Sutematsu Yamakawa arrived in the United States in 1872 as part of the Iwakura Mission and a decade later she graduated from Vassar College, becoming the first woman from Japan to receive an American college degree. The collecting of Asian art at Vassar followed at a distance of
almost forty years. The first Asian gifts to the art collection came in 1917 when the then Chairman of the Board of Trustees, Charles M. Pratt, donated a large number of Chinese jade objects to be housed in the new gallery space in the recently constructed Taylor Hall. The so-called Jade Room still exists, minus its collection, as a study space. A second round of Pratt gifts, this time donated by both Mr. and Mrs. Pratt (Mary Morris, class of 1880), followed in 1936, featuring many Japanese and Chinese ceramic objects related to tea. The third major moment arrived in 1943 with the gift of over thirty examples of Chinese ceramics. All this time, however, Asian art was not part of the Vassar curriculum. That would only change in the 1970s.
In the last forty years, thanks to increasing curricular interest in Asia, the art collection has benefitted from faculty support resulting in key gifts and purchases such as the magnificent Chinese ceramic Han tower and bronze vessels as well as the Japanese lacquer suzuribako and ceramic dishes by Ogata Kenzan (all to be seen in the permanent collection galleries). Recent Japanese acquisitions include the print of the One Hundred Images of the Amida Buddha, the farming scenes by Kano Eino, and the energetic ink painting of the men taming horses by the slightly eccentric Japanese Edo-period artist Soga Shohaku.
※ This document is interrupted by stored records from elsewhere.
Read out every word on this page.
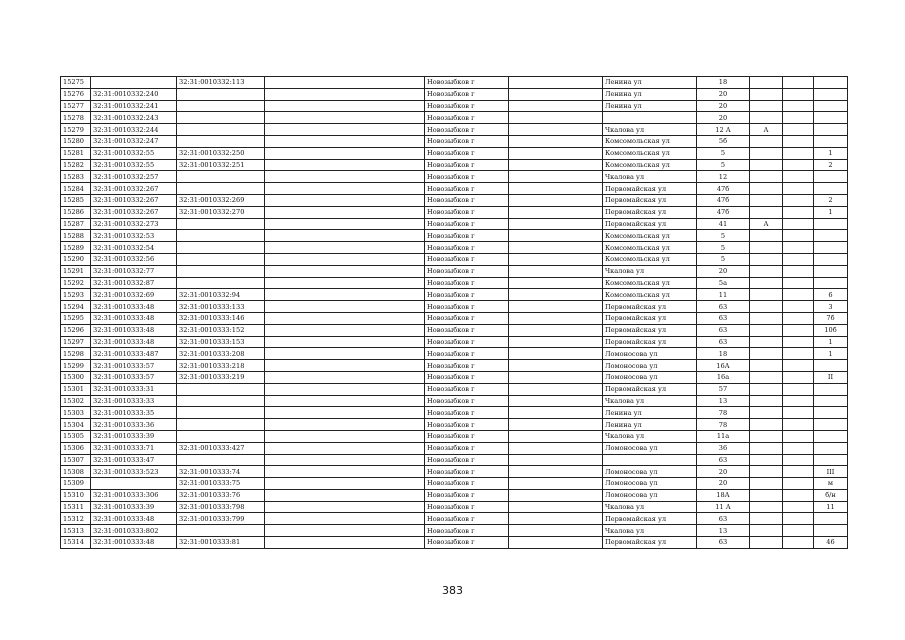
15275		32:31:0010332:113		Новозыбков г		Ленина ул	18			
15276	32:31:0010332:240			Новозыбков г		Ленина ул	20			
15277	32:31:0010332:241			Новозыбков г		Ленина ул	20			
15278	32:31:0010332:243			Новозыбков г			20			
15279	32:31:0010332:244			Новозыбков г		Чкалова ул	12 А	А		
15280	32:31:0010332:247			Новозыбков г		Комсомольская ул	5б			
15281	32:31:0010332:55	32:31:0010332:250		Новозыбков г		Комсомольская ул	5			1
15282	32:31:0010332:55	32:31:0010332:251		Новозыбков г		Комсомольская ул	5			2
15283	32:31:0010332:257			Новозыбков г		Чкалова ул	12			
15284	32:31:0010332:267			Новозыбков г		Первомайская ул	47б			
15285	32:31:0010332:267	32:31:0010332:269		Новозыбков г		Первомайская ул	47б			2
15286	32:31:0010332:267	32:31:0010332:270		Новозыбков г		Первомайская ул	47б			1
15287	32:31:0010332:273			Новозыбков г		Первомайская ул	41	А		
15288	32:31:0010332:53			Новозыбков г		Комсомольская ул	5			
15289	32:31:0010332:54			Новозыбков г		Комсомольская ул	5			
15290	32:31:0010332:56			Новозыбков г		Комсомольская ул	5			
15291	32:31:0010332:77			Новозыбков г		Чкалова ул	20			
15292	32:31:0010332:87			Новозыбков г		Комсомольская ул	5а			
15293	32:31:0010332:69	32:31:0010332:94		Новозыбков г		Комсомольская ул	11			6
15294	32:31:0010333:48	32:31:0010333:133		Новозыбков г		Первомайская ул	63			3
15295	32:31:0010333:48	32:31:0010333:146		Новозыбков г		Первомайская ул	63			7б
15296	32:31:0010333:48	32:31:0010333:152		Новозыбков г		Первомайская ул	63			10б
15297	32:31:0010333:48	32:31:0010333:153		Новозыбков г		Первомайская ул	63			1
15298	32:31:0010333:487	32:31:0010333:208		Новозыбков г		Ломоносова ул	18			1
15299	32:31:0010333:57	32:31:0010333:218		Новозыбков г		Ломоносова ул	16А			
15300	32:31:0010333:57	32:31:0010333:219		Новозыбков г		Ломоносова ул	16а			II
15301	32:31:0010333:31			Новозыбков г		Первомайская ул	57			
15302	32:31:0010333:33			Новозыбков г		Чкалова ул	13			
15303	32:31:0010333:35			Новозыбков г		Ленина ул	78			
15304	32:31:0010333:36			Новозыбков г		Ленина ул	78			
15305	32:31:0010333:39			Новозыбков г		Чкалова ул	11а			
15306	32:31:0010333:71	32:31:0010333:427		Новозыбков г		Ломоносова ул	36			
15307	32:31:0010333:47			Новозыбков г			63			
15308	32:31:0010333:523	32:31:0010333:74		Новозыбков г		Ломоносова ул	20			III
15309		32:31:0010333:75		Новозыбков г		Ломоносова ул	20			м
15310	32:31:0010333:306	32:31:0010333:76		Новозыбков г		Ломоносова ул	18А			б/н
15311	32:31:0010333:39	32:31:0010333:798		Новозыбков г		Чкалова ул	11 А			11
15312	32:31:0010333:48	32:31:0010333:799		Новозыбков г		Первомайская ул	63			
15313	32:31:0010333:802			Новозыбков г		Чкалова ул	13			
15314	32:31:0010333:48	32:31:0010333:81		Новозыбков г		Первомайская ул	63			46
383
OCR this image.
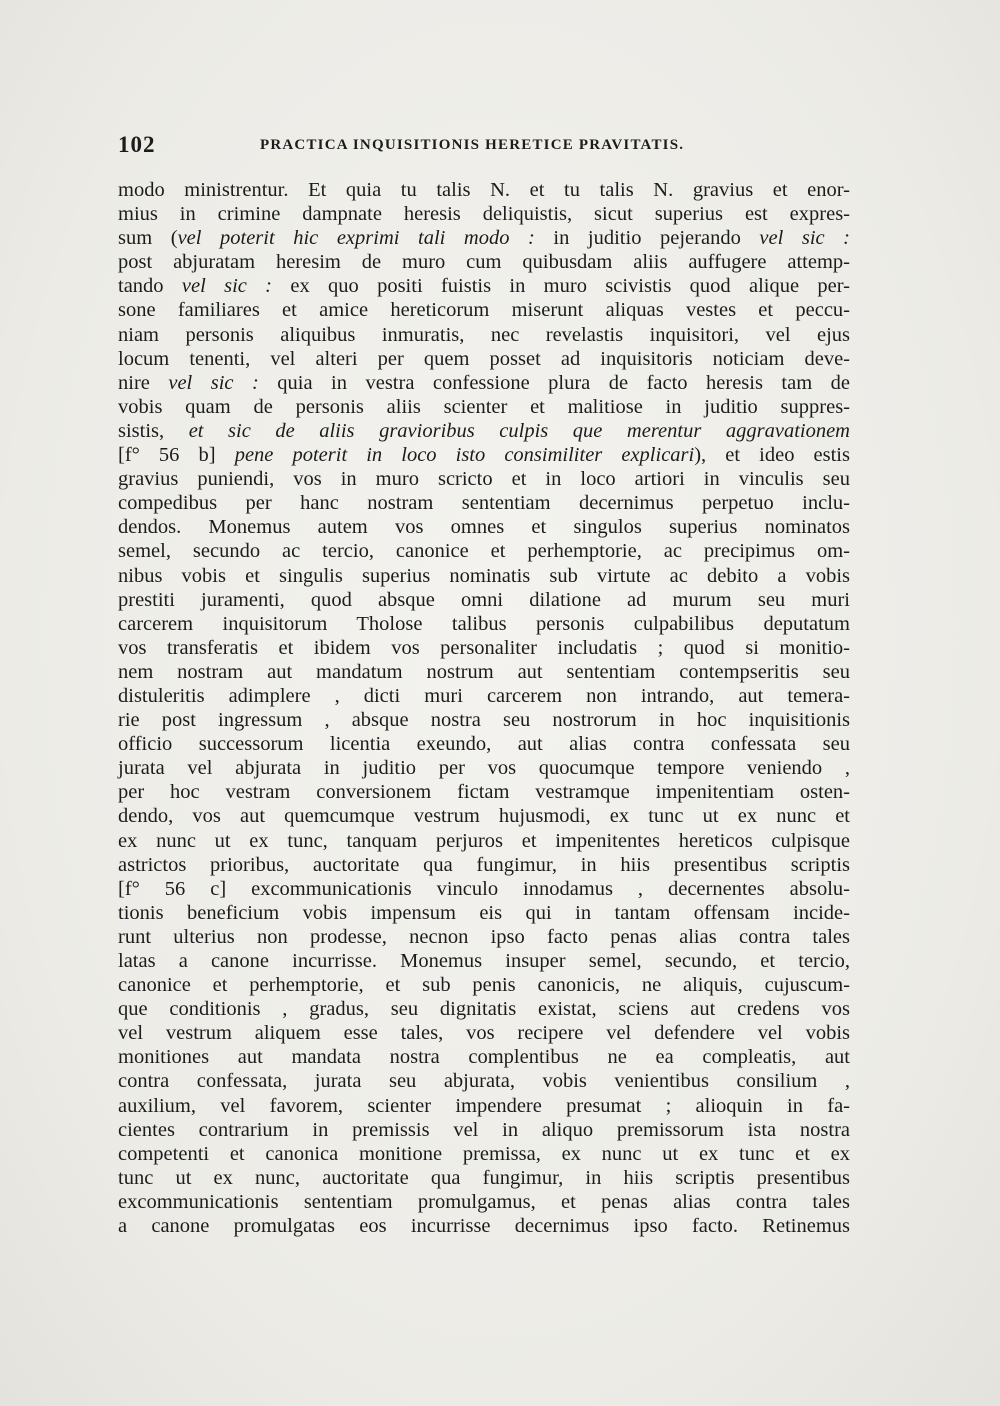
102	PRACTICA INQUISITIONIS HERETICE PRAVITATIS.
modo ministrentur. Et quia tu talis N. et tu talis N. gravius et enor-
mius in crimine dampnate heresis deliquistis, sicut superius est expres-
sum (vel poterit hic exprimi tali modo : in juditio pejerando vel sic :
post abjuratam heresim de muro cum quibusdam aliis auffugere attemp-
tando vel sic : ex quo positi fuistis in muro scivistis quod alique per-
sone familiares et amice hereticorum miserunt aliquas vestes et peccu-
niam personis aliquibus inmuratis, nec revelastis inquisitori, vel ejus
locum tenenti, vel alteri per quem posset ad inquisitoris noticiam deve-
nire vel sic : quia in vestra confessione plura de facto heresis tam de
vobis quam de personis aliis scienter et malitiose in juditio suppres-
sistis, et sic de aliis gravioribus culpis que merentur aggravationem
[f° 56 b] pene poterit in loco isto consimiliter explicari), et ideo estis
gravius puniendi, vos in muro scricto et in loco artiori in vinculis seu
compedibus per hanc nostram sententiam decernimus perpetuo inclu-
dendos. Monemus autem vos omnes et singulos superius nominatos
semel, secundo ac tercio, canonice et perhemptorie, ac precipimus om-
nibus vobis et singulis superius nominatis sub virtute ac debito a vobis
prestiti juramenti, quod absque omni dilatione ad murum seu muri
carcerem inquisitorum Tholose talibus personis culpabilibus deputatum
vos transferatis et ibidem vos personaliter includatis ; quod si monitio-
nem nostram aut mandatum nostrum aut sententiam contempseritis seu
distuleritis adimplere , dicti muri carcerem non intrando, aut temera-
rie post ingressum , absque nostra seu nostrorum in hoc inquisitionis
officio successorum licentia exeundo, aut alias contra confessata seu
jurata vel abjurata in juditio per vos quocumque tempore veniendo ,
per hoc vestram conversionem fictam vestramque impenitentiam osten-
dendo, vos aut quemcumque vestrum hujusmodi, ex tunc ut ex nunc et
ex nunc ut ex tunc, tanquam perjuros et impenitentes hereticos culpisque
astrictos prioribus, auctoritate qua fungimur, in hiis presentibus scriptis
[f° 56 c] excommunicationis vinculo innodamus , decernentes absolu-
tionis beneficium vobis impensum eis qui in tantam offensam incide-
runt ulterius non prodesse, necnon ipso facto penas alias contra tales
latas a canone incurrisse. Monemus insuper semel, secundo, et tercio,
canonice et perhemptorie, et sub penis canonicis, ne aliquis, cujuscum-
que conditionis , gradus, seu dignitatis existat, sciens aut credens vos
vel vestrum aliquem esse tales, vos recipere vel defendere vel vobis
monitiones aut mandata nostra complentibus ne ea compleatis, aut
contra confessata, jurata seu abjurata, vobis venientibus consilium ,
auxilium, vel favorem, scienter impendere presumat ; alioquin in fa-
cientes contrarium in premissis vel in aliquo premissorum ista nostra
competenti et canonica monitione premissa, ex nunc ut ex tunc et ex
tunc ut ex nunc, auctoritate qua fungimur, in hiis scriptis presentibus
excommunicationis sententiam promulgamus, et penas alias contra tales
a canone promulgatas eos incurrisse decernimus ipso facto. Retinemus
This selection of works from Vassar’s photography shows the breadth of works by photographers from Japan acquired over the last two decades. The collection encompasses the history of photography in Japan and includes works that use various technologies, from the very early hand-colored albumen print, Two Women before Painted Backdrop of Mount Fuji, 1880, by Kusakabe Kimbei (purchased in 2004 with funds from the Horace W. Goldsmith Foundation Fund) to the recent C-print, Tokyo, Japan, 2005, an aerial cityscape by Naoki Honjo (purchased in 2009 with funds donated by the Advisory Council for Photography). Also included here is a unique toned silver print titled Rashomon Positive 4, 1997, Kunié Sugiura who has lived in New York since the 1960s and has become known internationally for her ethereal large-scale photograms. Here she carefully arranged threaded flowers directly onto light-sensitive paper which was then exposed to light to create a delicate silhouette that recalls the 1840s cyanotypes of pressed plants by botanist Anna Atkins. Also notable are the two photographs by the award-winning Japanese artist Naoya Hatakeyama who is known for his austere yet beautiful images that capture the human tendency to shape nature to our will. Despite the fact that they are essentially landscapes, these photographs, both from Hatakeyama’s well-known “River Series,” are vertically oriented to show the depth and height of the built urban environment. Closely packed buildings tower overhead and are reflected in the delicately rippling water below, highlighting the contrast invited by their juxtaposition.
The selection of photographs on view here represents a little less than half of the Art Center’s collection of works by Japanese photographers, an area that is of great interest to Vassar faculty and students and one that continues to grow.